In announcing its demise the headline claimed ‘all the costs were met by income from advertising revenue’. They were not. Only the printing and distribution costs were covered by advertising, some of which was by the council itself, some pinched from the Chronicle in an attempt to close that independent source down. The staffing, accommodation and overhead costs were all paid for by the Council, that is you and me.

And they will be still – H&F are going to pay the Chronicle to carry their propaganda, no doubt hoping to influence that paper to go easy on them too. I hope it doesn’t. This is contrary to the new Publicity Code introduced by their own Government. All opponents of state propaganda should complain to the Secretary of State, Eric Pickles.

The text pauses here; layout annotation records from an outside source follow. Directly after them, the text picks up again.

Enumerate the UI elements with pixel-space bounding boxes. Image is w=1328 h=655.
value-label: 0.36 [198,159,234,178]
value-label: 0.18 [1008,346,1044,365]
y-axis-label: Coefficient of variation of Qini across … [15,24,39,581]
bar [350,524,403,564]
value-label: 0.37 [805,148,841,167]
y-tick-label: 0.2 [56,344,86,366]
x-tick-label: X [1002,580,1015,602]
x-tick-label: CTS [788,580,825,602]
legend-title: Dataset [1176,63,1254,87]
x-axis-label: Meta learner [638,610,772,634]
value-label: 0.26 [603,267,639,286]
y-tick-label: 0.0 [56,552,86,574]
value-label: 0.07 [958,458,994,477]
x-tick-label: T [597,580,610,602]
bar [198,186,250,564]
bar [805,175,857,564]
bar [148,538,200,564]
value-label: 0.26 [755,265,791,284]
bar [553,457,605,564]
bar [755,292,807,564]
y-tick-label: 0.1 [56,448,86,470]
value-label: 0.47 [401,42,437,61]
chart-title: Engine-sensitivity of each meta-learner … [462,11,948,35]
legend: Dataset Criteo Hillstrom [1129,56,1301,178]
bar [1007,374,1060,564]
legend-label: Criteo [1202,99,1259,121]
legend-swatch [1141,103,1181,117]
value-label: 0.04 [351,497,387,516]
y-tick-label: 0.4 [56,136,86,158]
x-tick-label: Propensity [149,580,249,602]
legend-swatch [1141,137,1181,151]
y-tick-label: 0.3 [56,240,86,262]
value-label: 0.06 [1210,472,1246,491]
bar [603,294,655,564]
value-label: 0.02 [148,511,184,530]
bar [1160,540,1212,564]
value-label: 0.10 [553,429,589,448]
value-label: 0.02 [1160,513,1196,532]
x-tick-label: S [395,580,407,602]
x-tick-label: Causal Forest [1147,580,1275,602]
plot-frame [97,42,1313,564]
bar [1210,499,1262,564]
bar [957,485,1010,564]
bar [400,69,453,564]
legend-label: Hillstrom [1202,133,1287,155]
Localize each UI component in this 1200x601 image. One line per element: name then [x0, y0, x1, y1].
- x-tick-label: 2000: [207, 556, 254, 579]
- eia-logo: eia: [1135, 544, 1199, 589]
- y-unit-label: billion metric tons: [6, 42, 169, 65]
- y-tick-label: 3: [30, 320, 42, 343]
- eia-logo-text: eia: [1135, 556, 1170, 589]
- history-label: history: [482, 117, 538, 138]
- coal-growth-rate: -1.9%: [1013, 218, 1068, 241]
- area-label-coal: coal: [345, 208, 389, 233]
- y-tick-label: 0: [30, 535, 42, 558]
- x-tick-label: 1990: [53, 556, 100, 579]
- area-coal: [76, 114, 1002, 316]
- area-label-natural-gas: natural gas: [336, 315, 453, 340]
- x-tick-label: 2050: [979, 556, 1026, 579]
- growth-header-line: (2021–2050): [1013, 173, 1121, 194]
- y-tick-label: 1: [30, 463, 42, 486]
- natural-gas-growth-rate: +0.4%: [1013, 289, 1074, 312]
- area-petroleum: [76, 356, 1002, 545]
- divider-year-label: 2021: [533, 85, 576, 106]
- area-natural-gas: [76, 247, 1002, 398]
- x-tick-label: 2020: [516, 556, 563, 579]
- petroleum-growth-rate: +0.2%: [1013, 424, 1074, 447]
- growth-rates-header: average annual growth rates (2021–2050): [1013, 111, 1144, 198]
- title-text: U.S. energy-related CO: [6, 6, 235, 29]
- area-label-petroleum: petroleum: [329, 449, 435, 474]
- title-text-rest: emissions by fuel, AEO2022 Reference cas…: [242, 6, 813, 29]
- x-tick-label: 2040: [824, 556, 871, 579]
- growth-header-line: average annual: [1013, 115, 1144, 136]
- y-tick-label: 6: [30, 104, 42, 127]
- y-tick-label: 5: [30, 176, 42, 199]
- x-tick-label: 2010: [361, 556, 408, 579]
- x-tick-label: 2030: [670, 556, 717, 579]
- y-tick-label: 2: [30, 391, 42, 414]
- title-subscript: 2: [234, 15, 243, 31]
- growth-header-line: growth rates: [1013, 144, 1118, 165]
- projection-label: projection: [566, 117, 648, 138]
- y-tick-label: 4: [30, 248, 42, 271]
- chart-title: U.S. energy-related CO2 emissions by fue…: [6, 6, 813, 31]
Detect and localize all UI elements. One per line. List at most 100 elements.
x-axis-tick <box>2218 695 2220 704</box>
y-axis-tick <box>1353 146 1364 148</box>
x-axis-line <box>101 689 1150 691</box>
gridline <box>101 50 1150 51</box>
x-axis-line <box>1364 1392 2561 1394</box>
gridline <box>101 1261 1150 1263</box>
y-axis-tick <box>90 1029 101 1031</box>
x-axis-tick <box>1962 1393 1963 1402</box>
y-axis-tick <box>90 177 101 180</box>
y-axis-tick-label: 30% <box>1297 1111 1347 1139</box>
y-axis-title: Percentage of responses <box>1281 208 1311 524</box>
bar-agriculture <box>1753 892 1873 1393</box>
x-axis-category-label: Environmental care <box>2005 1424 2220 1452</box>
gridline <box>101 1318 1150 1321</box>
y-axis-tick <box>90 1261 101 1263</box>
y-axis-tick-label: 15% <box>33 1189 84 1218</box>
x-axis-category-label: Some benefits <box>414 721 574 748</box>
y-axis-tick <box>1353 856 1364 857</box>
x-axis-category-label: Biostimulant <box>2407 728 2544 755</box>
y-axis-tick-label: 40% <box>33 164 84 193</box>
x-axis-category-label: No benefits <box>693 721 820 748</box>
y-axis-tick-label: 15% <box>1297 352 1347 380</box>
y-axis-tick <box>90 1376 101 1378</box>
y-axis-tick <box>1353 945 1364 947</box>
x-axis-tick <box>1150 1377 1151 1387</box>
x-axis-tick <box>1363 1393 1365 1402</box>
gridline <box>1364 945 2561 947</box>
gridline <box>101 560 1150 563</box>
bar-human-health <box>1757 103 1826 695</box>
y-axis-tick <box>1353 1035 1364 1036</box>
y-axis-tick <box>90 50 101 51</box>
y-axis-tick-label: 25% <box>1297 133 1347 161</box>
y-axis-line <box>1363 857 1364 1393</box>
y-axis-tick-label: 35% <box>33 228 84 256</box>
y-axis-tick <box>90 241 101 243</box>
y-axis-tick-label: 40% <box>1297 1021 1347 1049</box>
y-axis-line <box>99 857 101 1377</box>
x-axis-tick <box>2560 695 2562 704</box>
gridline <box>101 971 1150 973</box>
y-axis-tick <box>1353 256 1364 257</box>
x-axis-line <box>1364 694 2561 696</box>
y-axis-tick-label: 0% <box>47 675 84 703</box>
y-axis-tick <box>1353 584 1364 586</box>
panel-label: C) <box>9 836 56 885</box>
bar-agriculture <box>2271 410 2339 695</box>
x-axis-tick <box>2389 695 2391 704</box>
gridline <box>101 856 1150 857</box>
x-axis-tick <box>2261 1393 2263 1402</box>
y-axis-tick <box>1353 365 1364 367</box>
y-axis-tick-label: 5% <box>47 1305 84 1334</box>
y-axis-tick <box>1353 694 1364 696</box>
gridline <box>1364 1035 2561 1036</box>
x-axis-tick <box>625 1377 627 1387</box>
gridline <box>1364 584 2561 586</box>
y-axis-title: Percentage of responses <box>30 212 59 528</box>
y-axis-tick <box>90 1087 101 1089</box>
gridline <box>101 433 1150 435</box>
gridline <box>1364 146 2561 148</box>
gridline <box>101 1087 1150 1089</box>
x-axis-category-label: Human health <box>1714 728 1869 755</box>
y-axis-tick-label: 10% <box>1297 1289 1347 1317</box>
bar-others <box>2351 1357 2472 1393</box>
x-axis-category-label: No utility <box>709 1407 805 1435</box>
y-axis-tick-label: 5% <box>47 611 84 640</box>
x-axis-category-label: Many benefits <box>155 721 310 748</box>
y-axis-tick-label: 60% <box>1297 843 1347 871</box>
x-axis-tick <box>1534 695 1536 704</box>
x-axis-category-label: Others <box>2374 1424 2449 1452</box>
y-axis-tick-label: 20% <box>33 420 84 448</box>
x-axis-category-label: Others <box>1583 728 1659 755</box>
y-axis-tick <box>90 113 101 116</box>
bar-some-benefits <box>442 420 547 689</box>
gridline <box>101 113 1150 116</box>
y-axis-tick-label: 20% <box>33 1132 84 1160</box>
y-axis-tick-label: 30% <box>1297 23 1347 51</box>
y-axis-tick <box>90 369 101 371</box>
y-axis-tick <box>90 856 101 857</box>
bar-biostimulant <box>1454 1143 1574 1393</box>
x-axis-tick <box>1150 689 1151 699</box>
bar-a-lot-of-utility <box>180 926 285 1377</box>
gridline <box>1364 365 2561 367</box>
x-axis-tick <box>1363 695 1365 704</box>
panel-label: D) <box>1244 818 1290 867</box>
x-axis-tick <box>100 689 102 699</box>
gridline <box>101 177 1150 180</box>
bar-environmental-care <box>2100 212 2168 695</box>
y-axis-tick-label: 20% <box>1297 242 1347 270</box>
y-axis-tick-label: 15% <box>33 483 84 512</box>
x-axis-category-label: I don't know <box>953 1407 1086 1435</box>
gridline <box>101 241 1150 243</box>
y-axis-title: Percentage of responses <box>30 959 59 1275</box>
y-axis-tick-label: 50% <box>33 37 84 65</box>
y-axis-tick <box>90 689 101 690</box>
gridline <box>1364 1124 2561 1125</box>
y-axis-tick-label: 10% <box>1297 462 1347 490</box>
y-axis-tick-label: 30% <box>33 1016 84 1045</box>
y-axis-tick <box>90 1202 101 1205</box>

Meanwhile the Leader of the Council lamented ‘it was never able to hold us to account’. Ignore the staggering hypocrisy of the statement, H&FNews did a lot more than censor any criticism and headline every word of self-praise of Britain’s most controversial council. It tried and probably succeeded in winning elections for the Tories. Not Hammersmith's parliamentary seat, although by banning all mention of my name for five years, they had a go. But the remorseless one-sided presentation of everything the Council, the Government, EU, Thames Water or the NHS did depending on who was running it may have helped them pick up Council seats.

And yet I shall almost miss it – where else could you find headlines like this week’s 'Children’s centre numbers rise following consultation', describing a decision to close 9 of the 15 Sure Start centres opened by Labour and reduce the budgets of the remaining 6 yet further?